Vineet Gandhi
F24, CVIT,
KCIS Research Block,
IIIT Hyderabad, Gachibowli
Hyderabad, India, 500032
I am currently an associate professor at IIIT Hyderabad, where I am affiliated with Center for Visual Information Techonology ( CVIT ). I also advise a beautiful animation startup on their AI and ML related efforts Animaker.com. I completed my PhD degree at INRIA Rhone Alpes/Univesity of Grenoble in applied mathematics and computer science (mathématique appliquée et informatique) under the guidance of Remi Ronfard. I was funded by the CIBLE scholarship by Region Rhone Alpes. Prior to this, I completed my Masters with Erasmus Mundus scholarship under CIMET consortium. I am extremely thankful to European Union for giving me this opportunity which had a huge impact on both my professional and personal life. I spent a semester each in Spain, Norway and France and later joined INRIA for my master thesis and continued for my PhD there. I was also lucky to travel and deeply explore Europe (from south of Spain to North of Norway), at times purely surviving on gestural expressions for communication. I obtained my Bachelor of Technology degree from Indian Institute of Information Technology, Design and Manufacturing (IIITDM) Jabalpur, India (I belong to the first batch of the insititute).

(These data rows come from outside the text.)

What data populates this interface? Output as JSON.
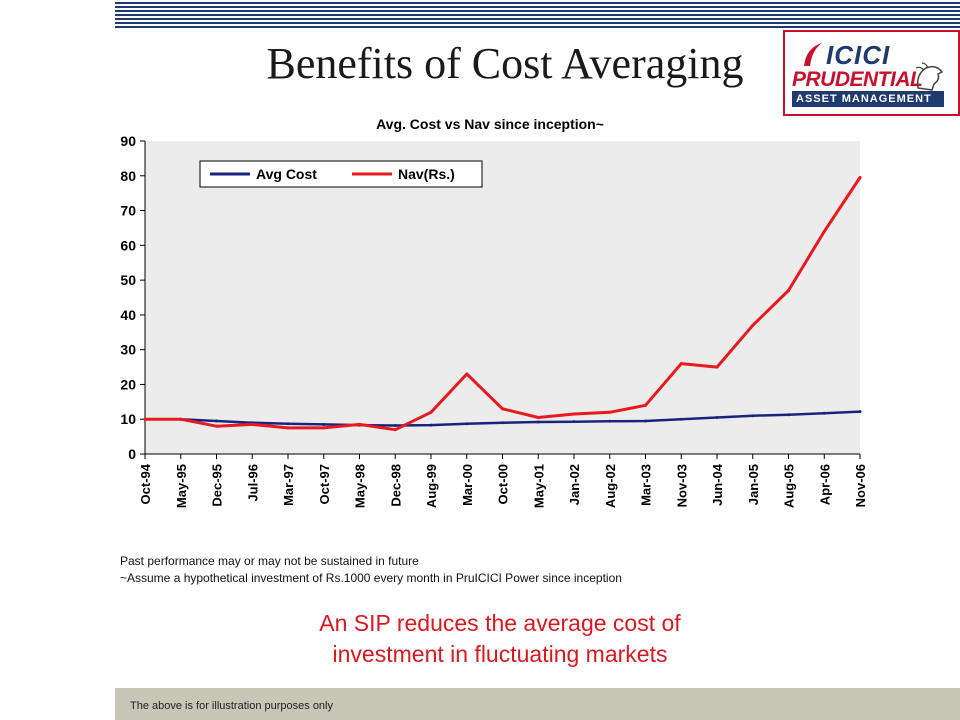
{
  "slide": {
    "title": "Benefits of Cost Averaging",
    "disclaimer_1": "Past performance may or may not be sustained in future",
    "disclaimer_2": "~Assume a hypothetical investment of Rs.1000 every month in PruICICI Power since inception",
    "message_line1": "An SIP reduces the average cost of",
    "message_line2": "investment in fluctuating markets",
    "footer": "The above is for illustration purposes only"
  },
  "logo": {
    "line1": "ICICI",
    "line2": "PRUDENTIAL",
    "line3": "ASSET MANAGEMENT",
    "colors": {
      "navy": "#1f3a6e",
      "red": "#c8102e"
    }
  },
  "chart_data": {
    "type": "line",
    "title": "Avg. Cost vs Nav since inception~",
    "xlabel": "",
    "ylabel": "",
    "ylim": [
      0,
      90
    ],
    "yticks": [
      0,
      10,
      20,
      30,
      40,
      50,
      60,
      70,
      80,
      90
    ],
    "categories": [
      "Oct-94",
      "May-95",
      "Dec-95",
      "Jul-96",
      "Mar-97",
      "Oct-97",
      "May-98",
      "Dec-98",
      "Aug-99",
      "Mar-00",
      "Oct-00",
      "May-01",
      "Jan-02",
      "Aug-02",
      "Mar-03",
      "Nov-03",
      "Jun-04",
      "Jan-05",
      "Aug-05",
      "Apr-06",
      "Nov-06"
    ],
    "legend_position": "top-left",
    "grid": false,
    "series": [
      {
        "name": "Avg Cost",
        "color": "#1a237e",
        "values": [
          10,
          10,
          9.5,
          9,
          8.7,
          8.5,
          8.3,
          8.2,
          8.3,
          8.7,
          9,
          9.2,
          9.3,
          9.4,
          9.5,
          10,
          10.5,
          11,
          11.3,
          11.7,
          12.2
        ]
      },
      {
        "name": "Nav(Rs.)",
        "color": "#e8191f",
        "values": [
          10,
          10,
          8,
          8.5,
          7.5,
          7.5,
          8.5,
          7,
          12,
          23,
          13,
          10.5,
          11.5,
          12,
          14,
          26,
          25,
          37,
          47,
          64,
          79.5
        ]
      }
    ]
  }
}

I like to focus on problems with tangible goals and I try to build end to end solutions (with neat engineering). My current research interests are in applied machine learning for applications in computer vision and multimedia. In recent years, I have been exploring specific problems of model generalization in ML, text-to-speech, speech from varying signals for accessibility, vision language models, automated cinematography/editing etc. In personal space, I like to spend time with my family, play cards, and read ancient literature.
News [ archives ]
| Mar 2026 | Two papers accepted at CVPR 2026 (one in main track and one in findings). Congratulations to Aishwarya for the amazing work. CCI presents striking visualization results for CLIP, while Lite-embed enables adapting CLIP to rare classes with just a few images, without modifying the model. Wonderful collaboration continues with Aishwarya and Srikrishna. |
|---|---|
| Mar 2026 | Our paper called CLARIS: Clear and Intelligible Speech from Whispered and Dysarthric Voices accepted at CHI 2026. This breakthrough work shows that disarthric speech can be real-time converted into normal speech. Congratulations to Neil, Yash, and Shirish, with special mention to Yash on his first PhD paper. Speech samples available here:. |
| Sep 2025 | Our paper on Simplifying Knowledge Transfer in Pretrained Models accepted at TMLR. Congratulations to Siddharth. |
| Jul 2025 | Gave a talk titled The Sound Dimension: Speech and Audio in Multimodal AI at the CVIT workshop 2025. Slides (PDF): here |
| Jun 2025 | Our paper titled “Pseudo-labelling meets Label Smoothing for Noisy Partial Label Learning” recieved best paper award at FGVC workshop at CVPR 2025. Congratulations to Darshana, the hard work has paid off. |